First, the end-point must be configured. With a Socrata portal, create all of the columns with API field names. If you have an initial extract, a recommended workflow is to upload it to the dataset. Otherwise, the columns can be created manually by the user.

Find the Socrata 4x4 of the newly created dataset.

Create a new folder with the dataset name and 4x4 in the ETL directory (i.e., open-data-etl-utility-kit/ETL/Data_Set_Name_abcd-1234).

Write ETL

A basic template of a new ETL is at open-data-etl-utility-kit/ETL_Template.ktr. Copy it to the new directory with a name maching the directory, such as:

$ cp ETL_Template.ktr ETL/Data_Set_Name_abcd-1234/Data_Set_Name_abcd-1234.ktr
Layout of the basic ETL template

Open the file in Kettle. Several steps are included, but the following items should not be modified:

  • Get Variables
  • Prepare_for_DataSyncSSync (sub-transformation)
  • Wait for text file
  • DataSync HTTP (sub-transformation)
  • DSResult
  • Copy rows to result
  • Text file output

Users should modify the data extraction (such as Read Table or JSON Input) and any custom transformation.

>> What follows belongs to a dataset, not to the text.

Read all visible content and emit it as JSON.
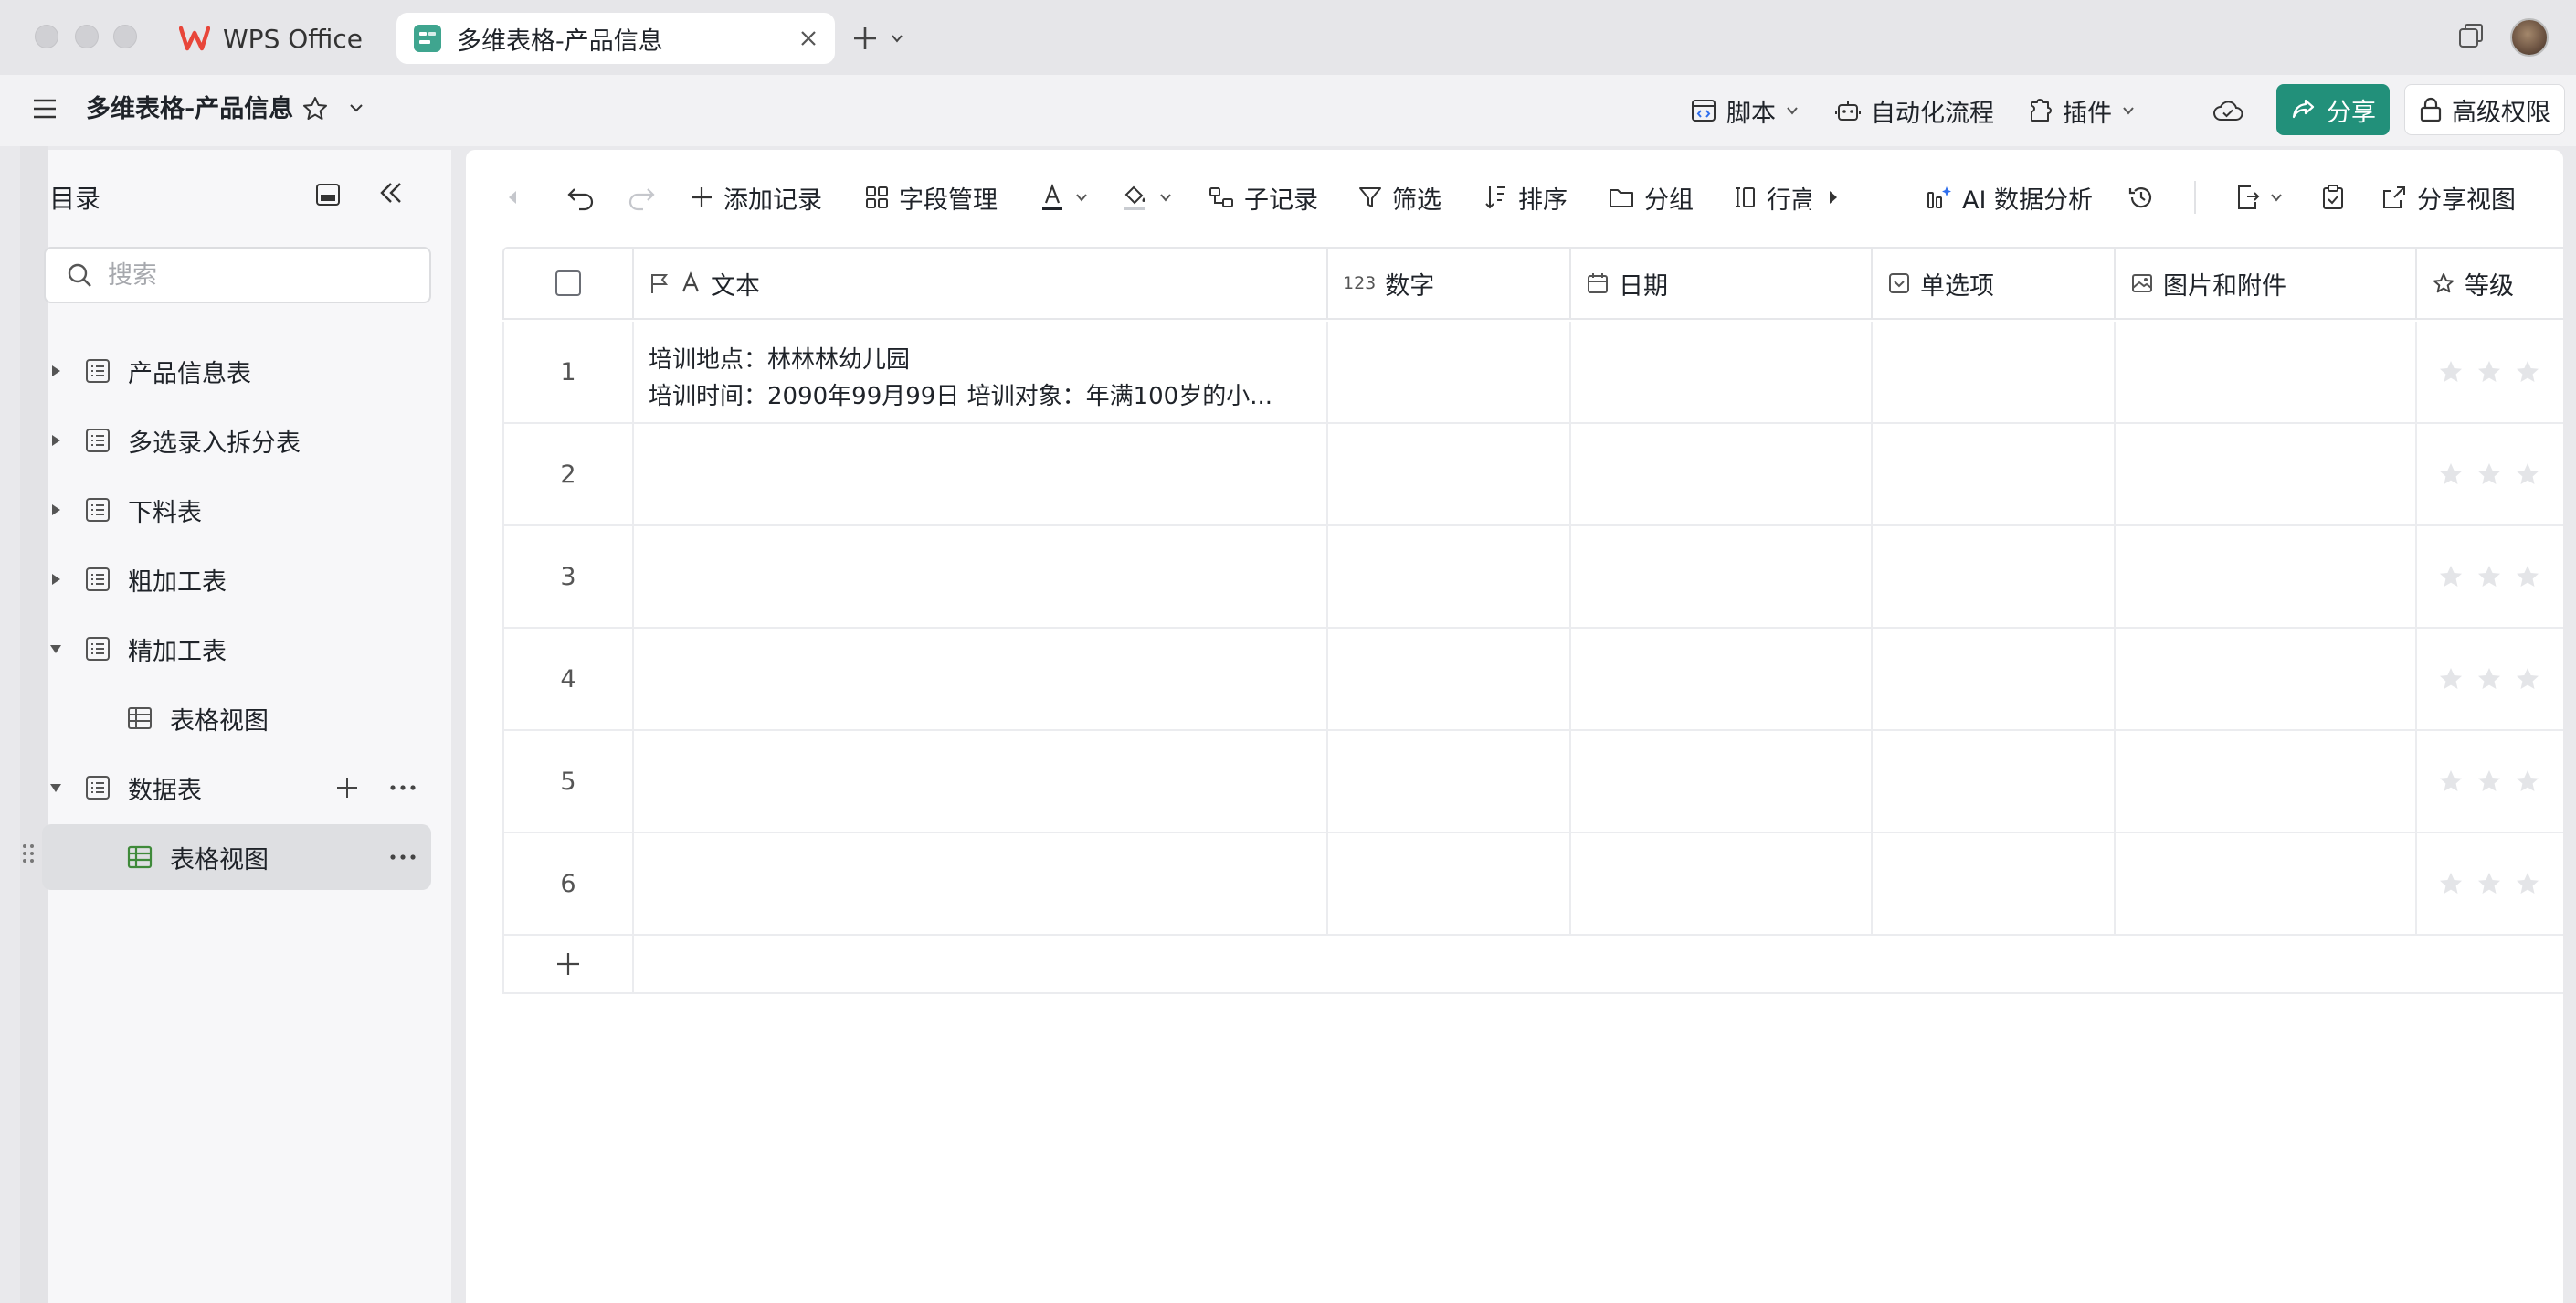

Configuring ETL parameters

In Kettle, select Edit -> Settings..., then click on the “Parameters” tab. Fill-in the appropriate fields for each parameter, typically along the following lines:

  • P_ControlFile - Name of control file (e.g., Data_Set_Name_control.json)
  • P_DatasetID - Dataset 4x4 (e.g., abcd-1234)
  • P_File - File name of the file DataSync should use for the update (e.g., Data_Set_Name_abcd-1234.csv)

Move the DataSync configuration template file (_control.json) to the new directory, renaming it in the process:

$ cp _config.json ETL/Data_Set_Name_abcd-1234/Data_Set_Name_control.json

Edit the configuration file by inserting the appropriate API field names.

Suggested naming conventions

It can be difficult to manage dozens, if not hundreds, of ETLs. The City of Chicago data science team names each folder and Kettle transformation file with the same naming schema: Name_of_file_abcd-1234, where abcd-1234 is the unique four-by-four of the dataset. For instance, the city’s crime data is saved under the folder Crimes_2001_to_present-ijzp-q8t2.